Supreme Court of Florida, 1999

Morse v. Singletary

Morse v. Singletary
Supreme Court of Florida · Decided September 2, 1999 · Anstead, Harding, Lewis, Pariente, Quince, Shaw, Wells
749 So. 2d 500; 24 Fla. L. Weekly Supp. 419; 1999 Fla. LEXIS 1466; 1999 WL 682022 (Southern Reporter, Second Series)

Morse v. Singletary

Opinion of the Court

PARIENTE, J.

We have for review the decision in Morse v. Singletary, No. 98-01279 (Fla. 2d DCA July 21, 1998), which the district court certified to be in conflict with the opinion in Trowell v. State, 706 So.2d 332 (Fla. 1st DCA 1998). We have jurisdiction. See art. V, § 3(b)(4), Fla. Const.

We recently approved First District’s opinion in Trowell on the issue of what allegations a defendant who pleaded guilty must include in a petition seeking a belated appeal. See State v. Trowell, 739 So.2d 77 (Fla. 1999). Accordingly, we quash the decision below on the authority of our *501opinion in Trowell, and remand for farther proceedings in light of that opinion.1

It is so ordered.

HARDING, C.J., and SHAW, WELLS, ANSTEAD, LEWIS and QUINCE, JJ., concur.

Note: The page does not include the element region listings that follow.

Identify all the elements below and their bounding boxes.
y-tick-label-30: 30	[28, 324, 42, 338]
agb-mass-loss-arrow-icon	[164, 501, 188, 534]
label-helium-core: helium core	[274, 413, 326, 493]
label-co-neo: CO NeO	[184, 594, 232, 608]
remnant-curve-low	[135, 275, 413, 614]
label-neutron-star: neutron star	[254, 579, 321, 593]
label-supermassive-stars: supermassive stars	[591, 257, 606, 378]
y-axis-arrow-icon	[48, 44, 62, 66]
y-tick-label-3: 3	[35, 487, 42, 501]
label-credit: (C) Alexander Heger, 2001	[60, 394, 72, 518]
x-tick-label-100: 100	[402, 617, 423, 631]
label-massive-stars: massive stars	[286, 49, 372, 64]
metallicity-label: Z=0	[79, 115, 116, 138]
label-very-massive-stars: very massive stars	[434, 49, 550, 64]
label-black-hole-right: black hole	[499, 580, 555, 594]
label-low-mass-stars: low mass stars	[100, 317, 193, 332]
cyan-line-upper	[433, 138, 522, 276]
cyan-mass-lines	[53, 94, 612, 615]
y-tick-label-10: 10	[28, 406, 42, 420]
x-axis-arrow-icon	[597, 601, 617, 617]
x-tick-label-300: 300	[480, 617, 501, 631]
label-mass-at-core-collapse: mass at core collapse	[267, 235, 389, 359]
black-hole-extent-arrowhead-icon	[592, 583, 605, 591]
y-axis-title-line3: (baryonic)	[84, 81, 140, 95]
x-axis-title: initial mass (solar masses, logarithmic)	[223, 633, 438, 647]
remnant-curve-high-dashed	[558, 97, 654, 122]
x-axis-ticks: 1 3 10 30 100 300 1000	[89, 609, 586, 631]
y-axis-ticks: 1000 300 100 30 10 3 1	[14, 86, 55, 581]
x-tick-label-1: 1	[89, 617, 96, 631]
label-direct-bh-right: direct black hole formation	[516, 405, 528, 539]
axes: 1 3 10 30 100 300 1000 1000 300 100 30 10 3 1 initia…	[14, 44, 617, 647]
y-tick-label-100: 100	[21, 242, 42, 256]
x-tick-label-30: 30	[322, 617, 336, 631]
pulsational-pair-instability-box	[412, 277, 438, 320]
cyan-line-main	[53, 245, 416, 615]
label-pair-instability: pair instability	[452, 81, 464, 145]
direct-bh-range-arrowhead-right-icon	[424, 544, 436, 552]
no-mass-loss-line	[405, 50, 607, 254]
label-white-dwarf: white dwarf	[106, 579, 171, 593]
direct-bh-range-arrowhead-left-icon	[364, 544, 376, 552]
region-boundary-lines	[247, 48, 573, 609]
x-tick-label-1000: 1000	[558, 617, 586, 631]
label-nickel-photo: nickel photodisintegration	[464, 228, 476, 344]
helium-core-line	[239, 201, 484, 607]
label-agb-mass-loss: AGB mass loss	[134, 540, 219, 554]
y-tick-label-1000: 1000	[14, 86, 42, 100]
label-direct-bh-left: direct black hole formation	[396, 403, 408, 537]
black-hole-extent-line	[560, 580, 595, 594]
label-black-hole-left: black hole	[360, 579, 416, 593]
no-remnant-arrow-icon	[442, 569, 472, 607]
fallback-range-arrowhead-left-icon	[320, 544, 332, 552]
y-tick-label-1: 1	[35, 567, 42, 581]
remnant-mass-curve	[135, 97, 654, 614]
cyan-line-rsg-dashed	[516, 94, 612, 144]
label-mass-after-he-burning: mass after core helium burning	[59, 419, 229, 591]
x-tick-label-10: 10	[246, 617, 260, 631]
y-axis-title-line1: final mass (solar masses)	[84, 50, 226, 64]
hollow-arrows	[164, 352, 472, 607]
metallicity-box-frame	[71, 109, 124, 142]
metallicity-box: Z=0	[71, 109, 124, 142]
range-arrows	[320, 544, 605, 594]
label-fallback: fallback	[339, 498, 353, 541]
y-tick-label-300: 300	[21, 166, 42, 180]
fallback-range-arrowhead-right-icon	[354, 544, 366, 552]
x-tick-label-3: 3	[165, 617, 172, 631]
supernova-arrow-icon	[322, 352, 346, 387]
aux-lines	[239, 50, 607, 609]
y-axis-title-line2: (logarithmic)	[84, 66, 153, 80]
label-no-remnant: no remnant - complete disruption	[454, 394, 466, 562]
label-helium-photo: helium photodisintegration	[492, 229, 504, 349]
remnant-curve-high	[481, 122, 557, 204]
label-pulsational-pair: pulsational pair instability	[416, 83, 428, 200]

. The State asserts that sections 924.06(3) and 924.051(4), Florida Statutes (1996), of the Criminal Appeal Reform Act are applicable. However, the district court neither relied upon the Criminal Appeal Reform Act as a basis of its decision nor addressed its applicability. Accordingly, we decline to do so here.